Selective targeting of c-Abl via a cryptic mitochondrial targeting signal activated by cellular redox status in leukemic and breast cancer cells.

PURPOSE: The tyrosine kinase c-Abl localizes to the mitochondria under cell stress conditions and promotes apoptosis. However, c-Abl has not been directly targeted to the mitochondria. Fusing c-Abl to a mitochondrial translocation signal (MTS) that is activated by reactive oxygen species (ROS) will selectively target the mitochondria of cancer cells exhibiting an elevated ROS phenotype. Mitochondrially targeted c-Abl will thereby induce malignant cell death.

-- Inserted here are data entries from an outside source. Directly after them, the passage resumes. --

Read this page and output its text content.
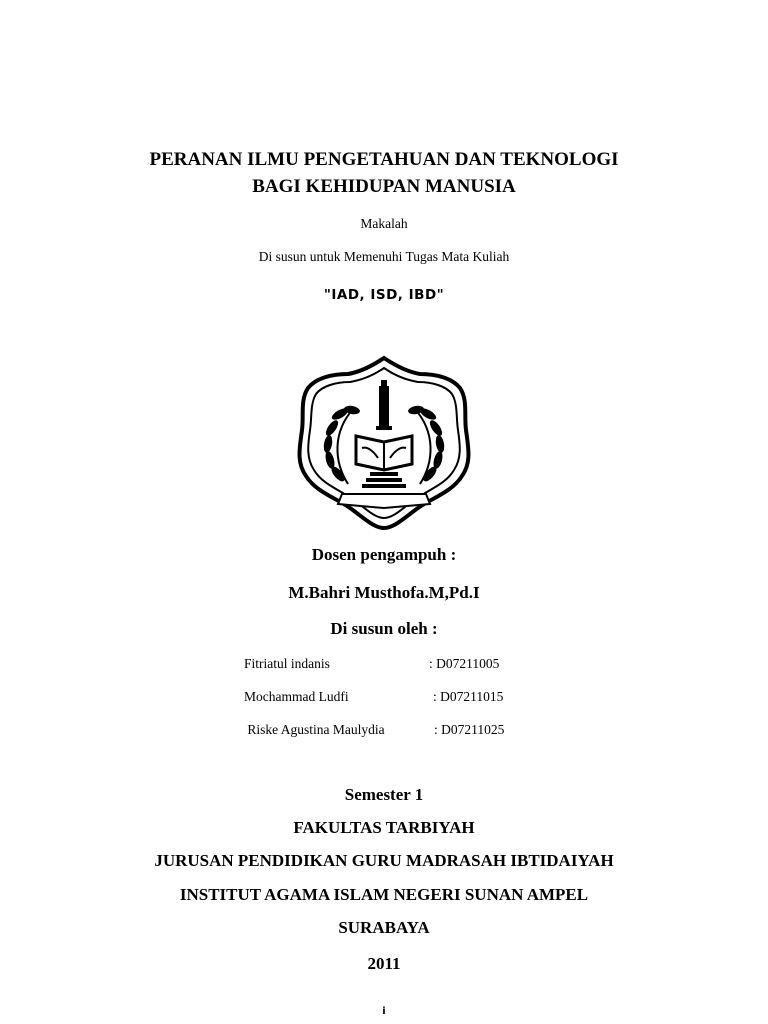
PERANAN ILMU PENGETAHUAN DAN TEKNOLOGI
BAGI KEHIDUPAN MANUSIA
Makalah
Di susun untuk Memenuhi Tugas Mata Kuliah
"IAD, ISD, IBD"
Dosen pengampuh :
M.Bahri Musthofa.M,Pd.I
Di susun oleh :
Fitriatul indanis	: D07211005
Mochammad Ludfi	: D07211015
Riske Agustina Maulydia	: D07211025
Semester 1
FAKULTAS TARBIYAH
JURUSAN PENDIDIKAN GURU MADRASAH IBTIDAIYAH
INSTITUT AGAMA ISLAM NEGERI SUNAN AMPEL
SURABAYA
2011
i
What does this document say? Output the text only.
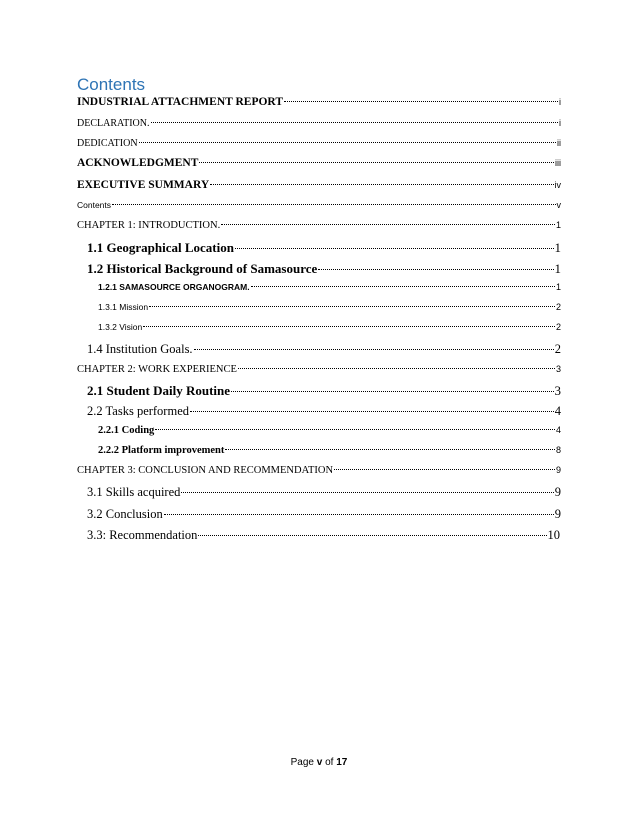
Contents
INDUSTRIAL ATTACHMENT REPORT	i
DECLARATION.	i
DEDICATION	ii
ACKNOWLEDGMENT	iii
EXECUTIVE SUMMARY	iv
Contents	v
CHAPTER 1: INTRODUCTION.	1
1.1 Geographical Location	1
1.2 Historical Background of Samasource	1
1.2.1 SAMASOURCE ORGANOGRAM.	1
1.3.1 Mission	2
1.3.2 Vision	2
1.4 Institution Goals.	2
CHAPTER 2: WORK EXPERIENCE	3
2.1 Student Daily Routine	3
2.2 Tasks performed	4
2.2.1 Coding	4
2.2.2 Platform improvement	8
CHAPTER 3: CONCLUSION AND RECOMMENDATION	9
3.1 Skills acquired	9
3.2 Conclusion	9
3.3: Recommendation	10
Page v of 17
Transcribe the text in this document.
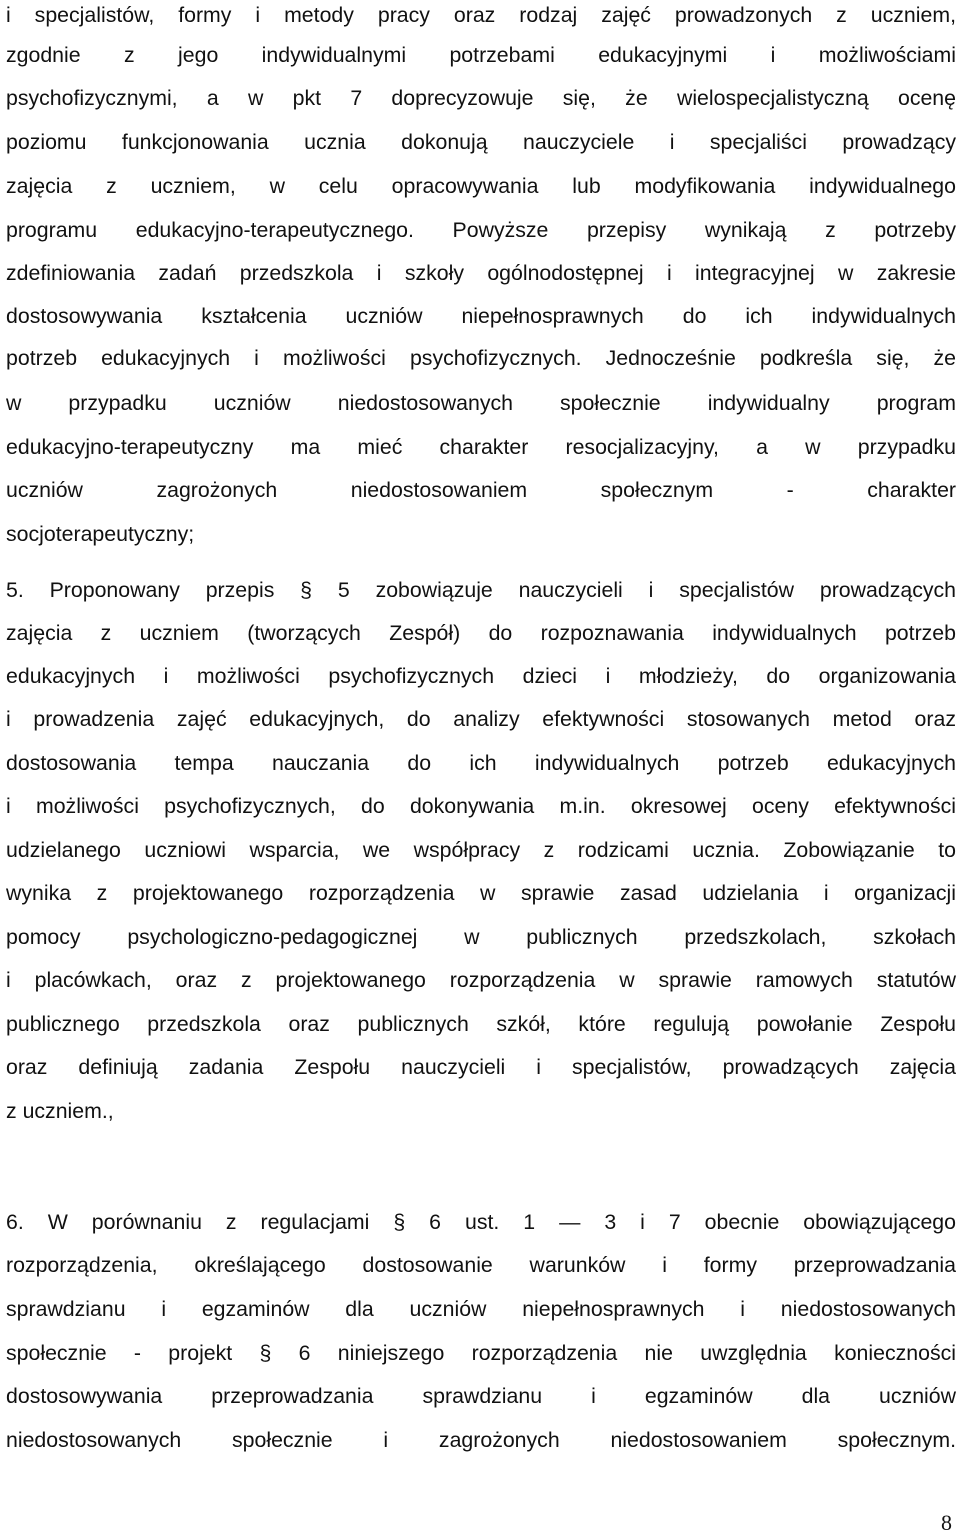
i specjalistów, formy i metody pracy oraz rodzaj zajęć prowadzonych z uczniem,
zgodnie z jego indywidualnymi potrzebami edukacyjnymi i możliwościami
psychofizycznymi, a w pkt 7 doprecyzowuje się, że wielospecjalistyczną ocenę
poziomu funkcjonowania ucznia dokonują nauczyciele i specjaliści prowadzący
zajęcia z uczniem, w celu opracowywania lub modyfikowania indywidualnego
programu edukacyjno-terapeutycznego. Powyższe przepisy wynikają z potrzeby
zdefiniowania zadań przedszkola i szkoły ogólnodostępnej i integracyjnej w zakresie
dostosowywania kształcenia uczniów niepełnosprawnych do ich indywidualnych
potrzeb edukacyjnych i możliwości psychofizycznych. Jednocześnie podkreśla się, że
w przypadku uczniów niedostosowanych społecznie indywidualny program
edukacyjno-terapeutyczny ma mieć charakter resocjalizacyjny, a w przypadku
uczniów zagrożonych niedostosowaniem społecznym - charakter
socjoterapeutyczny;
5. Proponowany przepis § 5 zobowiązuje nauczycieli i specjalistów prowadzących
zajęcia z uczniem (tworzących Zespół) do rozpoznawania indywidualnych potrzeb
edukacyjnych i możliwości psychofizycznych dzieci i młodzieży, do organizowania
i prowadzenia zajęć edukacyjnych, do analizy efektywności stosowanych metod oraz
dostosowania tempa nauczania do ich indywidualnych potrzeb edukacyjnych
i możliwości psychofizycznych, do dokonywania m.in. okresowej oceny efektywności
udzielanego uczniowi wsparcia, we współpracy z rodzicami ucznia. Zobowiązanie to
wynika z projektowanego rozporządzenia w sprawie zasad udzielania i organizacji
pomocy psychologiczno-pedagogicznej w publicznych przedszkolach, szkołach
i placówkach, oraz z projektowanego rozporządzenia w sprawie ramowych statutów
publicznego przedszkola oraz publicznych szkół, które regulują powołanie Zespołu
oraz definiują zadania Zespołu nauczycieli i specjalistów, prowadzących zajęcia
z uczniem.,
6. W porównaniu z regulacjami § 6 ust. 1 — 3 i 7 obecnie obowiązującego
rozporządzenia, określającego dostosowanie warunków i formy przeprowadzania
sprawdzianu i egzaminów dla uczniów niepełnosprawnych i niedostosowanych
społecznie - projekt § 6 niniejszego rozporządzenia nie uwzględnia konieczności
dostosowywania przeprowadzania sprawdzianu i egzaminów dla uczniów
niedostosowanych społecznie i zagrożonych niedostosowaniem społecznym.
8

METHODS: Confocal microscopy was used to determine mitochondrial colocalization of ectopically expressed c-Abl-EGFP/cMTS fusion across three cell lines (K562, Cos-7, and 1471.1) with varying levels of basal (and pharmacologically modulated) ROS. ROS were quantified by indicator dye assay. The functional consequences of mitochondrial c-Abl were assessed by DNA accessibility to 7-AAD using flow cytometry.
RESULTS: The cMTS and cMTS/c-Abl fusions colocalized to the mitochondria in leukemic (K562) and breast (1471.1) cancer phenotypes (but not Cos-7 fibroblasts) in a ROS and PKC dependent manner.
CONCLUSIONS: We confirm and extend oxidative stress activated translocation of the cMTS by demonstrating that the cMTS and Abl/cMTS fusion selectively target the mitochondria of K562 leukemia and mammary adenocarcinoma 1471.1 cells. c-Abl induced K562 leukemia cell death when targeted to the matrix but not the outer membrane of the mitochondria.